Строился новый город на новом месте, но одновременно с ним выползало на свет что-то иное, чему еще не было в то время придумано названия, и что лишь в позднейшее время сделалось известным под довольно определенным названием «дурных страстей» и «неблагонадежных элементов». Неправильно было бы, впрочем, полагать, что это «иное» появилось тогда в первый раз; нет, оно уже имело свою историю...
Еще во времена Бородавкина летописец упоминает о некотором Ионке Козыре, который, после продолжительных странствий по теплым морям и кисельным берегам, возвратился в родной город и привез с собой собственного сочинения книгу под названием: «Письма к другу о водворении на земле добродетели». Но так как биография этого Ионки составляет драгоценный материал для истории русского либерализма, то читатель, конечно, не посетует, если она будет рассказана здесь с некоторыми подробностями.

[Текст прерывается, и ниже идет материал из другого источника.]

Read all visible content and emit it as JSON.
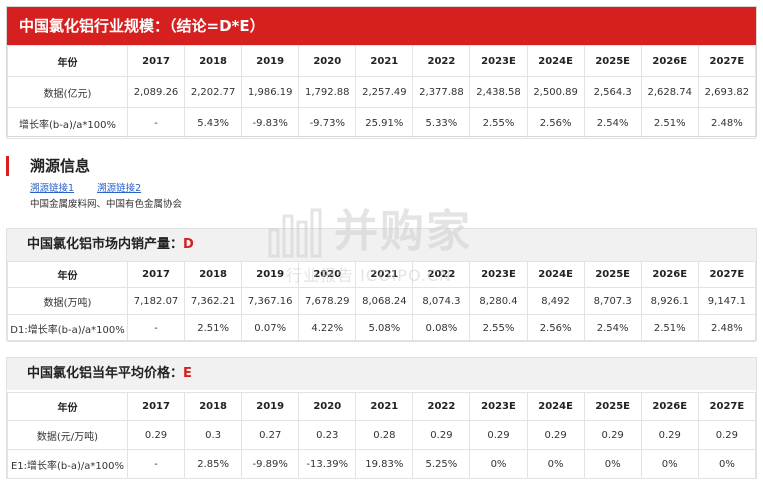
{
  "top": {
    "title": "中国氯化铝行业规模：（结论=D*E）",
    "header": [
      "年份",
      "2017",
      "2018",
      "2019",
      "2020",
      "2021",
      "2022",
      "2023E",
      "2024E",
      "2025E",
      "2026E",
      "2027E"
    ],
    "rows": [
      [
        "数据(亿元)",
        "2,089.26",
        "2,202.77",
        "1,986.19",
        "1,792.88",
        "2,257.49",
        "2,377.88",
        "2,438.58",
        "2,500.89",
        "2,564.3",
        "2,628.74",
        "2,693.82"
      ],
      [
        "增长率(b-a)/a*100%",
        "-",
        "5.43%",
        "-9.83%",
        "-9.73%",
        "25.91%",
        "5.33%",
        "2.55%",
        "2.56%",
        "2.54%",
        "2.51%",
        "2.48%"
      ]
    ]
  },
  "trace": {
    "title": "溯源信息",
    "link1": "溯源链接1",
    "link2": "溯源链接2",
    "source": "中国金属废料网、中国有色金属协会"
  },
  "section_d": {
    "title": "中国氯化铝市场内销产量：",
    "letter": "D",
    "header": [
      "年份",
      "2017",
      "2018",
      "2019",
      "2020",
      "2021",
      "2022",
      "2023E",
      "2024E",
      "2025E",
      "2026E",
      "2027E"
    ],
    "rows": [
      [
        "数据(万吨)",
        "7,182.07",
        "7,362.21",
        "7,367.16",
        "7,678.29",
        "8,068.24",
        "8,074.3",
        "8,280.4",
        "8,492",
        "8,707.3",
        "8,926.1",
        "9,147.1"
      ],
      [
        "D1:增长率(b-a)/a*100%",
        "-",
        "2.51%",
        "0.07%",
        "4.22%",
        "5.08%",
        "0.08%",
        "2.55%",
        "2.56%",
        "2.54%",
        "2.51%",
        "2.48%"
      ]
    ]
  },
  "section_e": {
    "title": "中国氯化铝当年平均价格：",
    "letter": "E",
    "header": [
      "年份",
      "2017",
      "2018",
      "2019",
      "2020",
      "2021",
      "2022",
      "2023E",
      "2024E",
      "2025E",
      "2026E",
      "2027E"
    ],
    "rows": [
      [
        "数据(元/万吨)",
        "0.29",
        "0.3",
        "0.27",
        "0.23",
        "0.28",
        "0.29",
        "0.29",
        "0.29",
        "0.29",
        "0.29",
        "0.29"
      ],
      [
        "E1:增长率(b-a)/a*100%",
        "-",
        "2.85%",
        "-9.89%",
        "-13.39%",
        "19.83%",
        "5.25%",
        "0%",
        "0%",
        "0%",
        "0%",
        "0%"
      ]
    ]
  },
  "watermark": {
    "cn": "并购家",
    "en": "行业报告 ICOIPO.CN"
  },
  "colors": {
    "accent": "#d61f1f",
    "link": "#2a62c9",
    "section_bg": "#f1f1f1"
  }
}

Отец Ионки, Семен Козырь, был простой мусорщик, который, воспользовавшись смутными временами, нажил себе значительное состояние. В краткий период безначалия (см. «Сказание о шести градоначальницах»), когда, в течение семи дней, шесть градоначальниц вырывали друг у друга кормило правления, он, с изумительною для глуповца ловкостью, перебегал от одной партии к другой, причем так искусно заметал следы свои, что законная власть ни минуты не сомневалась, что Козырь всегда оставался лучшею и солиднейшею поддержкой ее. Пользуясь этим ослеплением, он сначала продовольствовал войска Ираидки, потом войска Клементинки, Амальки, Нельки и, наконец, кормил крестьянскими лакомствами Дуньку-толстопятую и Матренку-ноздрю. За все это он получал деньги по справочным ценам, которые сам же сочинял, а так как для Мальки, Нельки и прочих время было горячее и считать деньги некогда, то расчеты кончались тем, что он запускал руку в мешок и таскал оттуда пригоршнями.

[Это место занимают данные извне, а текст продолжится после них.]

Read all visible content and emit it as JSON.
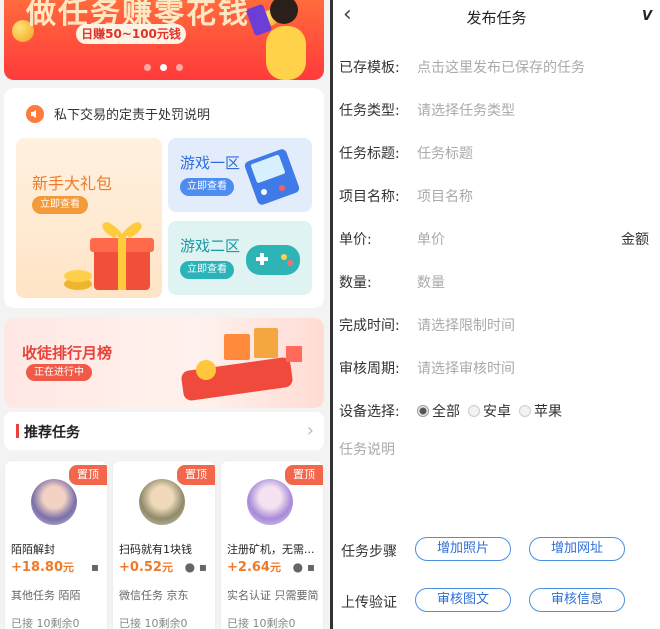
{
  "left": {
    "banner": {
      "headline": "做任务赚零花钱",
      "pill": "日赚50~100元钱"
    },
    "notice": "私下交易的定责于处罚说明",
    "gift": {
      "title": "新手大礼包",
      "button": "立即查看"
    },
    "zone1": {
      "title": "游戏一区",
      "button": "立即查看"
    },
    "zone2": {
      "title": "游戏二区",
      "button": "立即查看"
    },
    "rank": {
      "title": "收徒排行月榜",
      "button": "正在进行中"
    },
    "recommend": {
      "title": "推荐任务"
    },
    "cards": [
      {
        "badge": "置顶",
        "name": "陌陌解封",
        "price": "+18.80",
        "unit": "元",
        "os": "android",
        "tags": "其他任务  陌陌",
        "remain": "已接 10剩余0"
      },
      {
        "badge": "置顶",
        "name": "扫码就有1块钱",
        "price": "+0.52",
        "unit": "元",
        "os": "apple-android",
        "tags": "微信任务  京东",
        "remain": "已接 10剩余0"
      },
      {
        "badge": "置顶",
        "name": "注册矿机，无需...",
        "price": "+2.64",
        "unit": "元",
        "os": "apple-android",
        "tags": "实名认证  只需要简",
        "remain": "已接 10剩余0"
      }
    ]
  },
  "right": {
    "nav": {
      "back": "‹",
      "title": "发布任务",
      "logo": "V"
    },
    "fields": [
      {
        "label": "已存模板:",
        "placeholder": "点击这里发布已保存的任务"
      },
      {
        "label": "任务类型:",
        "placeholder": "请选择任务类型"
      },
      {
        "label": "任务标题:",
        "placeholder": "任务标题"
      },
      {
        "label": "项目名称:",
        "placeholder": "项目名称"
      },
      {
        "label": "单价:",
        "placeholder": "单价",
        "unit": "金额"
      },
      {
        "label": "数量:",
        "placeholder": "数量"
      },
      {
        "label": "完成时间:",
        "placeholder": "请选择限制时间"
      },
      {
        "label": "审核周期:",
        "placeholder": "请选择审核时间"
      }
    ],
    "device": {
      "label": "设备选择:",
      "options": [
        "全部",
        "安卓",
        "苹果"
      ],
      "selected": "全部"
    },
    "description_placeholder": "任务说明",
    "steps": {
      "label": "任务步骤",
      "add_photo": "增加照片",
      "add_url": "增加网址"
    },
    "verify": {
      "label": "上传验证",
      "review_text": "审核图文",
      "review_info": "审核信息"
    }
  }
}
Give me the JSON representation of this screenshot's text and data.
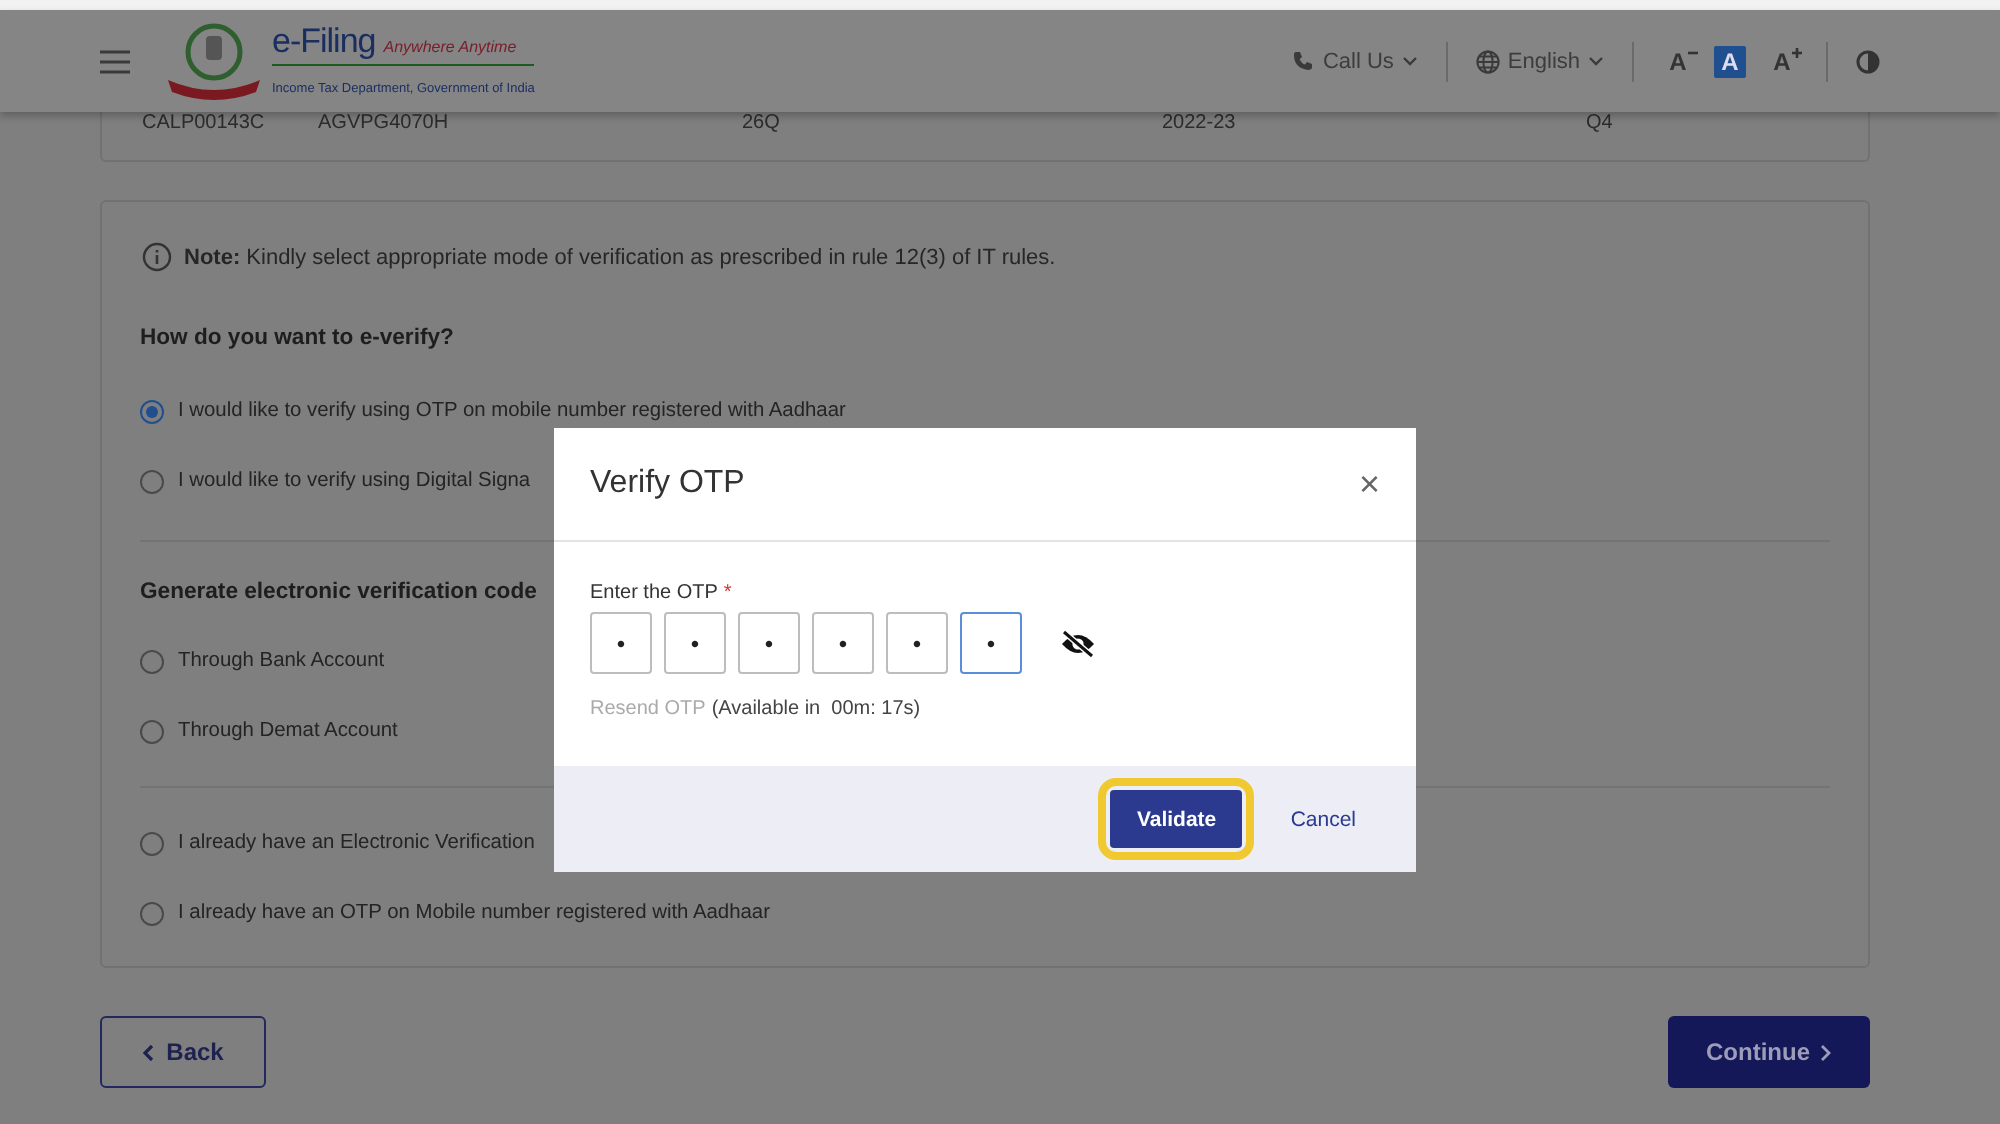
{
  "header": {
    "brand": {
      "name": "e-Filing",
      "tagline": "Anywhere Anytime",
      "subtitle": "Income Tax Department, Government of India"
    },
    "call_us": "Call Us",
    "language": "English",
    "font_sizes": [
      {
        "label": "A",
        "kind": "decrease",
        "selected": false
      },
      {
        "label": "A",
        "kind": "normal",
        "selected": true
      },
      {
        "label": "A",
        "kind": "increase",
        "selected": false
      }
    ]
  },
  "previous_card": {
    "cells": [
      "CALP00143C",
      "AGVPG4070H",
      "26Q",
      "2022-23",
      "Q4"
    ]
  },
  "verification": {
    "note": "**Note:** Kindly select appropriate mode of verification as prescribed in rule 12(3) of IT rules.",
    "question": "How do you want to e-verify?",
    "options": [
      {
        "label": "I would like to verify using OTP on mobile number registered with Aadhaar",
        "selected": true
      },
      {
        "label": "I would like to verify using Digital Signa",
        "selected": false
      }
    ],
    "evc_heading": "Generate electronic verification code",
    "evc_options": [
      {
        "label": "Through Bank Account",
        "selected": false
      },
      {
        "label": "Through Demat Account",
        "selected": false
      }
    ],
    "other_options": [
      {
        "label": "I already have an Electronic Verification",
        "selected": false
      },
      {
        "label": "I already have an OTP on Mobile number registered with Aadhaar",
        "selected": false
      }
    ]
  },
  "dialog": {
    "title": "Verify OTP",
    "close": "×",
    "otp_label": "Enter the OTP",
    "required_mark": "*",
    "otp_digits": [
      {
        "value": "•",
        "focused": false
      },
      {
        "value": "•",
        "focused": false
      },
      {
        "value": "•",
        "focused": false
      },
      {
        "value": "•",
        "focused": false
      },
      {
        "value": "•",
        "focused": false
      },
      {
        "value": "•",
        "focused": true
      }
    ],
    "resend": {
      "label": "Resend OTP",
      "disabled": true
    },
    "availability": "(Available in  00m: 17s)",
    "validate": {
      "label": "Validate",
      "highlighted": true
    },
    "cancel": "Cancel"
  },
  "back_button": "Back",
  "continue_button": "Continue"
}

Ни помощник градоначальника, ни неустрашимый штаб-офицер — никто ничего не знал об интригах Козыря, так что когда приехал в Глупов подлинный градоначальник, Двоекуров, и началась разборка «оного нелепого и смеха достойного глуповского смятения», то за Семеном Козырем не только не было найдено ни малейшей вины, но, напротив того, оказалось, что это «подлинно достойнейший и благопоспешительнейший к подавлению революций гражданин».
Двоекурову Семен Козырь полюбился по многим причинам. Во-первых, за то, что жена Козыря, Анна, пекла превосходнейшие пироги; во-вторых, за то, что Семен, сочувствуя просветительным подвигам градоначальника, выстроил в Глупове пивоваренный завод и пожертвовал сто рублей для основания в городе академии; в-третьих, наконец, за то, что Козырь не только не забывал ни Симеона-богоприимца, ни Гликерии-девы (дней тезоименитства градоначальника и супруги его), но даже праздновал им дважды в год.

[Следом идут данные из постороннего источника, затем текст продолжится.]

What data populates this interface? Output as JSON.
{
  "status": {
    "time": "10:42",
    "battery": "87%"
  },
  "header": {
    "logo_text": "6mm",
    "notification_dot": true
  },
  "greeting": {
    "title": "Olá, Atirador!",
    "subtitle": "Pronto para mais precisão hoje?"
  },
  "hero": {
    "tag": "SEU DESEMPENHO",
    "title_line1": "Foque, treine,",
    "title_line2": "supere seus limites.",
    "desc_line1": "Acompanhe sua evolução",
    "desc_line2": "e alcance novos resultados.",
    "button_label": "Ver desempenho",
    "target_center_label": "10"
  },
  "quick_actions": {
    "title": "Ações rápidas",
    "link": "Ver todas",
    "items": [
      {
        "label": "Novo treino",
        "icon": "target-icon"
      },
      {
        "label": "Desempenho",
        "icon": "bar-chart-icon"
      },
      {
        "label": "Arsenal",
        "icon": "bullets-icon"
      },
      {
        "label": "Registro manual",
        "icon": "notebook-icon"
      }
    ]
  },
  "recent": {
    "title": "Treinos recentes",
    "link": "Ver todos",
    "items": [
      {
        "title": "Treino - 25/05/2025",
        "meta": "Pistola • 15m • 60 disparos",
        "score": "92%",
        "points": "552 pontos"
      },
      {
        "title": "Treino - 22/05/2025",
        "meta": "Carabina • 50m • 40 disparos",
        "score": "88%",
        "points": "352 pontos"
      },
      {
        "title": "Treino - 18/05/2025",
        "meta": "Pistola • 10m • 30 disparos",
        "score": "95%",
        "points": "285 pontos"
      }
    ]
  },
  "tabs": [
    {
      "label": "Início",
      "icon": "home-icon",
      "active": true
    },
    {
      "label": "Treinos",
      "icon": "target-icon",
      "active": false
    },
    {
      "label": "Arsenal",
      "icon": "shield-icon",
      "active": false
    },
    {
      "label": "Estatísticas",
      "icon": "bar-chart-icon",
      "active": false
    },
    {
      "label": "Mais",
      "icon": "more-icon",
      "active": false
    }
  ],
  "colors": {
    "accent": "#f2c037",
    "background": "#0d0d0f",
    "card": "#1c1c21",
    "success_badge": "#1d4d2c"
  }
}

Долго памятен был указ, которым Двоекуров возвещал обывателям об открытии пивоваренного завода и разъяснял вред водки и пользу пива. «Водка, — говорилось в том указе, — не токмо не вселяет веселонравия, как многие полагают, но, при довольном употреблении, даже отклоняет от оного и порождает страсть к убивству. Пива же можно кушать сколько угодно и без всякой опасности, ибо оное не печальные мысли внушает, а токмо добрые и веселые. А потому советуем и приказываем: водку кушать только перед обедом, но и то из малой рюмки; в прочее же время безопасно кушать пиво, которое ныне в весьма превосходном качестве и не весьма дорогих цен из заводов 1-й гильдии купца Семена Козыря отпущается». Последствия этого указа были для Козыря бесчисленны. В короткое время он до того процвел, что начал уже находить, что в Глупове ему тесно, а «нужно-де мне, Козырю, вскорости в Петербурге быть, а тамо и ко двору явиться».
Во время градоначальствования Фердыщенки Козырю посчастливилось еще больше, благодаря влиянию ямщичихи Аленки, которая приходилась ему внучатной сестрой. В начале 1766 года он угадал голод и стал заблаговременно скупать хлеб. По его наущению Фердыщенко поставил у всех застав полицейских, которые останавливали возы с хлебом и гнали их прямо на двор к скупщику. Там Козырь объявлял, что платит за хлеб «по такции», и ежели между продавцами возникали сомнения, то недоумевающих отправлял в часть.
Но как пришло это баснословное богатство, так оно и улетучилось. Во-первых, Козырь не поладил с Домашкой-стрельчихой, которая заняла место Аленки. Во-вторых, побывав в Петербурге, Козырь стал хвастаться; князя Орлова звал Гришей, а о Мамонове и Ермолове говорил, что они умом коротки, что он, Козырь, «много им насчет национальной политики толковал, да мало они поняли».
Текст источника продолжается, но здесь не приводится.